- Promotional poster
- Directed by: Dan Israelyo Emilio Roso
- Written by: Dan Israely;
- Produced by: Dan Israely; Zahava Israely; Emilio Roso;
- Starring: Robert Scott Wilson; Paul Sorvino; Daryl Hannah; Mischa Barton; Frankie Avalon; Ann-Margret; Michael Madsen; Eric Roberts; David Proval;
- Cinematography: Sonny Brown, James Zsigmond
- Edited by: Ninef Sargis
- Music by: Mark Daniel Dunnett
- Release date: June 15, 2018 (Laemmle Monica Film Center);
- Country: United States
- Language: English

= Papa (2018 film) =

Papa is a 2018 American drama film directed by Dan Israely and Emilio Roso, and starring Robert Scott Wilson, Paul Sorvino, Daryl Hannah, Mischa Barton, Frankie Avalon, Ann-Margret, Michael Madsen and Eric Roberts. Filming took place in Bakersfield, California and Los Angeles in 2015.

==Plot summary==
Ben Freidman, a man raised by wealthy adoptive Jewish parents in Beverly Hills, decides that he is ready to meet his biological ones. He faces disappointment upon learning of the death of his biological mother.
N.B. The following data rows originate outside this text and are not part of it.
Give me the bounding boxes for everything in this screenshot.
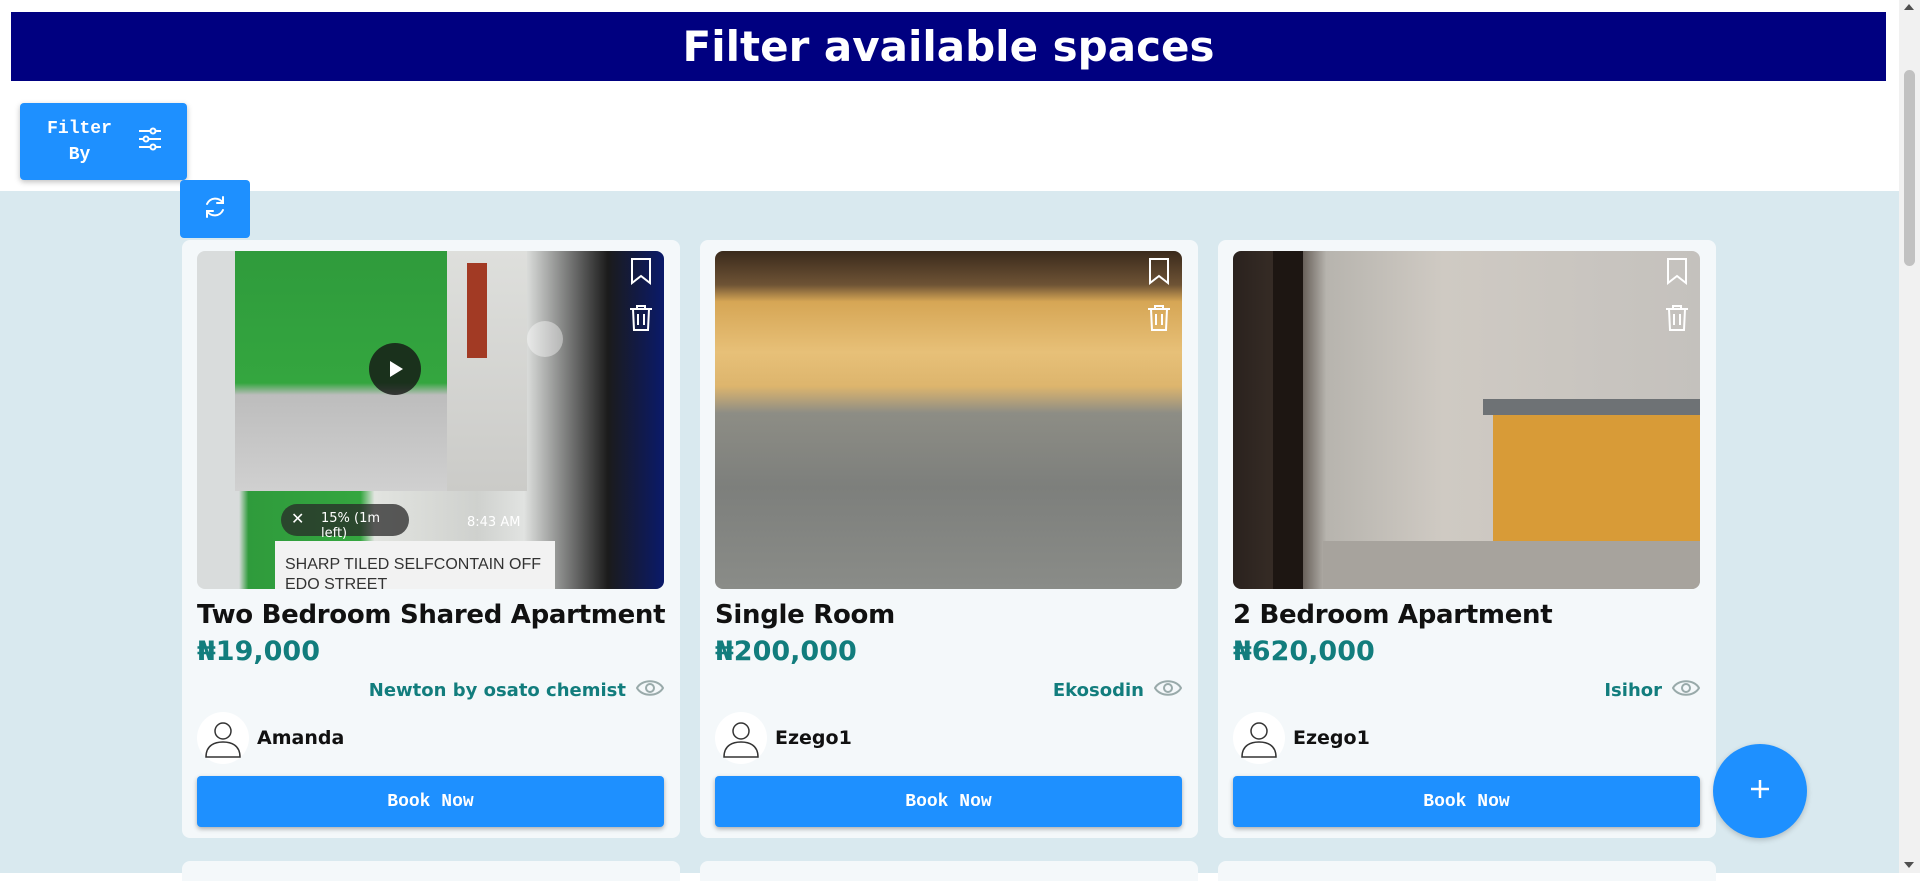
avatar [1233,712,1285,764]
close-icon[interactable]: ✕ [291,509,304,529]
forward-icon [527,321,563,357]
sliders-icon [137,126,163,157]
owner-name: Ezego1 [1293,727,1370,749]
avatar [197,712,249,764]
page-title-banner: Filter available spaces [11,12,1886,81]
refresh-button[interactable] [180,180,250,238]
scroll-up-arrow-icon[interactable] [1904,4,1914,10]
listing-owner: Amanda [197,712,344,764]
listing-owner: Ezego1 [1233,712,1370,764]
play-icon[interactable] [369,343,421,395]
trash-icon[interactable] [1662,303,1692,333]
book-now-button[interactable]: Book Now [715,776,1182,827]
refresh-icon [202,194,228,225]
listing-image[interactable] [715,251,1182,589]
listing-card-partial [700,861,1198,881]
trash-icon[interactable] [626,303,656,333]
listing-card: 2 Bedroom Apartment ₦620,000 Isihor Ezeg… [1218,240,1716,838]
bookmark-icon[interactable] [1662,256,1692,286]
location-label: Ekosodin [1052,680,1144,701]
location-label: Newton by osato chemist [368,680,626,701]
listing-video-thumbnail[interactable]: ✕ 15% (1m left) 8:43 AM SHARP TILED SELF… [197,251,664,589]
listing-price: ₦620,000 [1233,636,1375,667]
listing-card-partial [182,861,680,881]
bookmark-icon[interactable] [626,256,656,286]
listing-title: 2 Bedroom Apartment [1233,600,1553,630]
location-label: Isihor [1604,680,1662,701]
add-listing-button[interactable] [1713,744,1807,838]
listing-location: Newton by osato chemist [368,678,665,703]
listing-card: ✕ 15% (1m left) 8:43 AM SHARP TILED SELF… [182,240,680,838]
owner-name: Ezego1 [775,727,852,749]
vertical-scrollbar[interactable] [1899,0,1920,873]
filter-by-label: Filter By [47,118,112,165]
listing-image[interactable] [1233,251,1700,589]
bookmark-icon[interactable] [1144,256,1174,286]
listing-price: ₦19,000 [197,636,320,667]
plus-icon [1748,777,1772,806]
avatar [715,712,767,764]
eye-icon[interactable] [635,678,665,703]
upload-progress-text: 15% (1m left) [321,511,381,541]
book-now-button[interactable]: Book Now [1233,776,1700,827]
listing-location: Ekosodin [1052,678,1183,703]
owner-name: Amanda [257,727,345,749]
message-time: 8:43 AM [467,515,521,530]
upload-progress-pill: ✕ 15% (1m left) [281,504,409,541]
page-title: Filter available spaces [682,22,1215,71]
listing-price: ₦200,000 [715,636,857,667]
listing-location: Isihor [1604,678,1701,703]
video-caption: SHARP TILED SELFCONTAIN OFF EDO STREET [285,556,542,589]
listing-title: Single Room [715,600,895,630]
book-now-button[interactable]: Book Now [197,776,664,827]
scroll-down-arrow-icon[interactable] [1904,862,1914,868]
scrollbar-thumb[interactable] [1904,70,1915,266]
eye-icon[interactable] [1153,678,1183,703]
filter-by-button[interactable]: Filter By [20,103,187,180]
eye-icon[interactable] [1671,678,1701,703]
listing-card-partial [1218,861,1716,881]
listing-owner: Ezego1 [715,712,852,764]
listing-card: Single Room ₦200,000 Ekosodin Ezego1 Boo… [700,240,1198,838]
listing-title: Two Bedroom Shared Apartment [197,600,666,630]
trash-icon[interactable] [1144,303,1174,333]
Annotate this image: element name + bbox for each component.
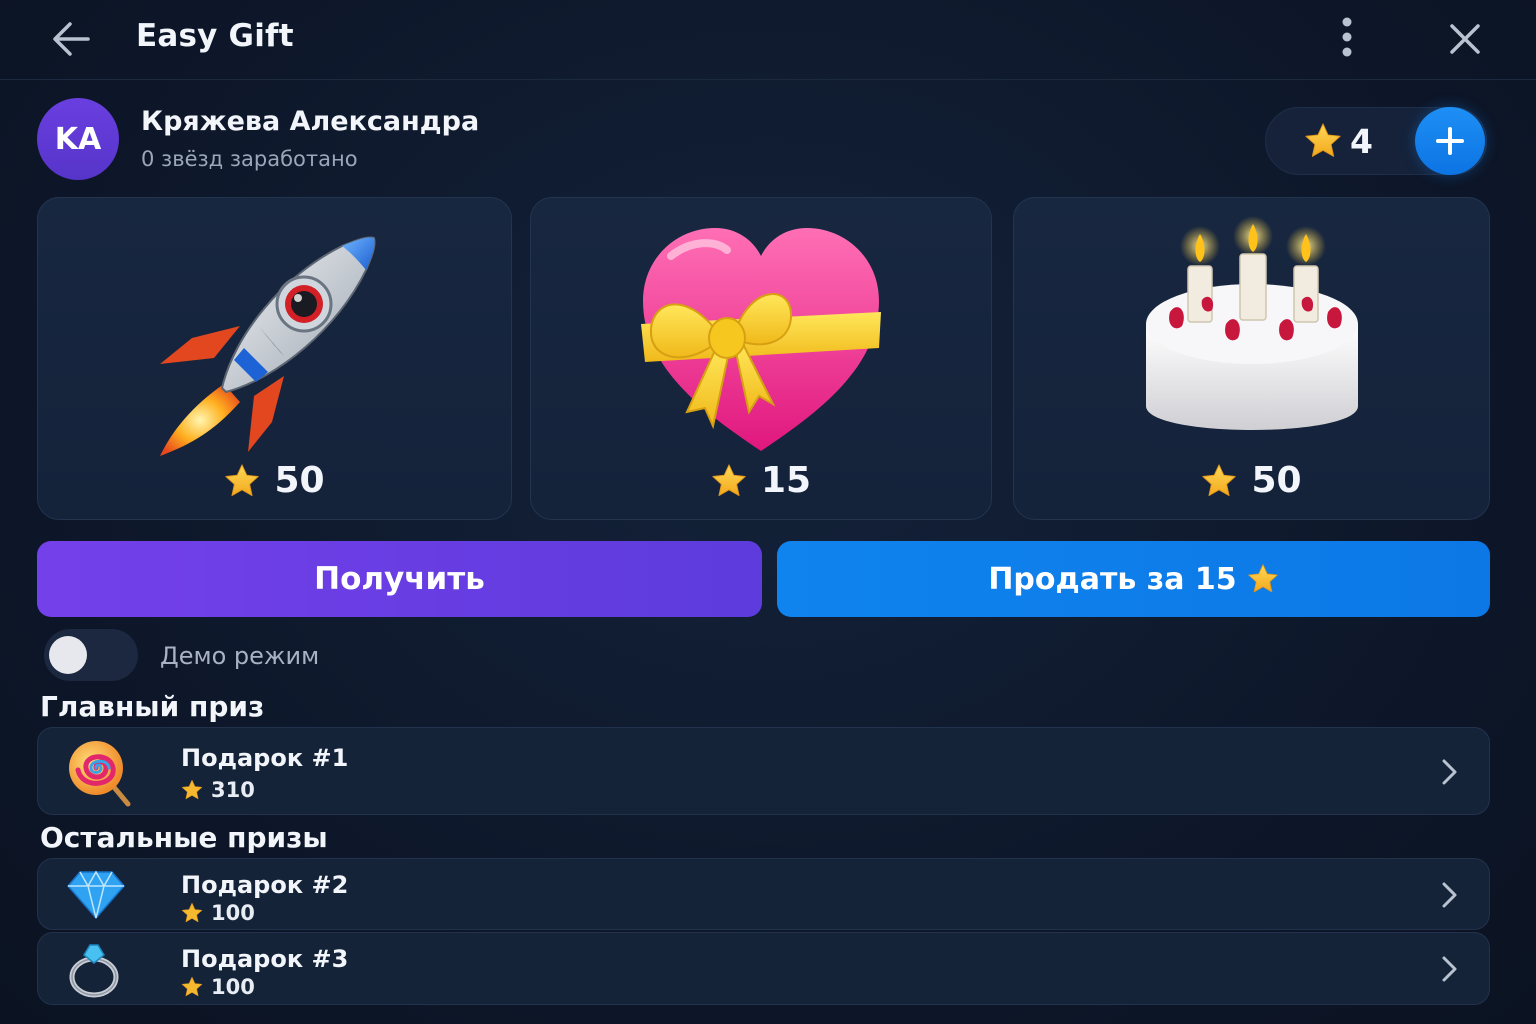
prize-name: Подарок #1 bbox=[181, 744, 349, 772]
star-icon bbox=[225, 463, 260, 496]
add-stars-button[interactable] bbox=[1415, 107, 1485, 175]
star-icon bbox=[181, 779, 203, 800]
demo-mode-toggle[interactable] bbox=[44, 629, 138, 681]
toggle-knob bbox=[49, 636, 87, 674]
ring-icon bbox=[69, 944, 119, 998]
chevron-right-icon bbox=[1442, 882, 1457, 908]
more-menu-button[interactable] bbox=[1330, 16, 1364, 60]
rocket-icon bbox=[160, 236, 376, 456]
prize-price-value: 100 bbox=[211, 975, 255, 999]
gift-card-rocket[interactable]: 50 bbox=[37, 197, 512, 520]
star-icon bbox=[181, 902, 203, 923]
gift-price: 50 bbox=[38, 460, 511, 501]
star-icon bbox=[181, 976, 203, 997]
heart-gift-icon bbox=[641, 228, 881, 451]
top-bar: Easy Gift bbox=[0, 0, 1536, 80]
demo-mode-label: Демо режим bbox=[160, 642, 320, 670]
gift-art bbox=[1014, 216, 1489, 461]
main-prize-heading: Главный приз bbox=[40, 690, 265, 723]
get-button[interactable]: Получить bbox=[37, 541, 762, 617]
sell-button-label: Продать за 15 bbox=[988, 561, 1237, 597]
gift-price-value: 15 bbox=[760, 460, 812, 501]
stars-earned-text: 0 звёзд заработано bbox=[141, 147, 358, 171]
diamond-icon bbox=[67, 870, 125, 920]
avatar-initials: KA bbox=[54, 121, 102, 157]
gift-card-cake[interactable]: 50 bbox=[1013, 197, 1490, 520]
lollipop-icon bbox=[69, 741, 131, 807]
more-vertical-icon bbox=[1342, 17, 1352, 57]
back-button[interactable] bbox=[48, 18, 94, 60]
prize-row-1[interactable]: Подарок #1 310 bbox=[37, 727, 1490, 815]
star-icon bbox=[1305, 123, 1341, 157]
gift-price-value: 50 bbox=[1251, 460, 1302, 501]
app-title: Easy Gift bbox=[136, 18, 294, 54]
prize-price-value: 100 bbox=[211, 901, 255, 925]
gift-card-heart[interactable]: 15 bbox=[530, 197, 992, 520]
plus-icon bbox=[1436, 127, 1464, 155]
close-button[interactable] bbox=[1444, 18, 1486, 60]
gift-art bbox=[38, 216, 511, 461]
sell-button[interactable]: Продать за 15 bbox=[777, 541, 1490, 617]
chevron-right-icon bbox=[1442, 759, 1457, 785]
app-window: Easy Gift KA Кряжева Александра 0 звёзд … bbox=[0, 0, 1536, 1024]
prize-name: Подарок #2 bbox=[181, 871, 349, 899]
prize-price-value: 310 bbox=[211, 778, 255, 802]
prize-row-3[interactable]: Подарок #3 100 bbox=[37, 932, 1490, 1005]
star-icon bbox=[1247, 564, 1278, 593]
gift-price-value: 50 bbox=[274, 460, 325, 501]
get-button-label: Получить bbox=[314, 561, 485, 597]
prize-price: 310 bbox=[181, 778, 255, 802]
close-icon bbox=[1450, 24, 1480, 54]
gift-art bbox=[531, 216, 991, 461]
prize-price: 100 bbox=[181, 975, 255, 999]
balance-value: 4 bbox=[1350, 122, 1373, 161]
user-name: Кряжева Александра bbox=[141, 106, 480, 137]
prize-price: 100 bbox=[181, 901, 255, 925]
gift-price: 15 bbox=[531, 460, 991, 501]
birthday-cake-icon bbox=[1145, 216, 1358, 430]
gift-price: 50 bbox=[1014, 460, 1489, 501]
other-prizes-heading: Остальные призы bbox=[40, 821, 328, 854]
chevron-right-icon bbox=[1442, 956, 1457, 982]
prize-name: Подарок #3 bbox=[181, 945, 349, 973]
arrow-left-icon bbox=[53, 22, 90, 56]
prize-row-2[interactable]: Подарок #2 100 bbox=[37, 858, 1490, 930]
star-icon bbox=[1202, 463, 1237, 496]
avatar: KA bbox=[37, 98, 119, 180]
star-icon bbox=[712, 463, 746, 496]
Meanwhile, his biological father resides in a psychiatric care unit.

==Cast==

Several of the cast members have worked together on previous film projects. Daryl Hannah, Paul Sorvino and Eric Roberts all appear in Sicilian Vampire (2015). Hannah and Michael Madsen previously appeared alongside each other for their roles in Kill Bill: Vol. 1 (2003) and Kill Bill: Vol. 2 (2004). Papa also marks the third screen appearance that Mischa Barton and Eric Roberts have made together. They previously appeared together in Starcrossed (2014) and L.A. Slasher (2015).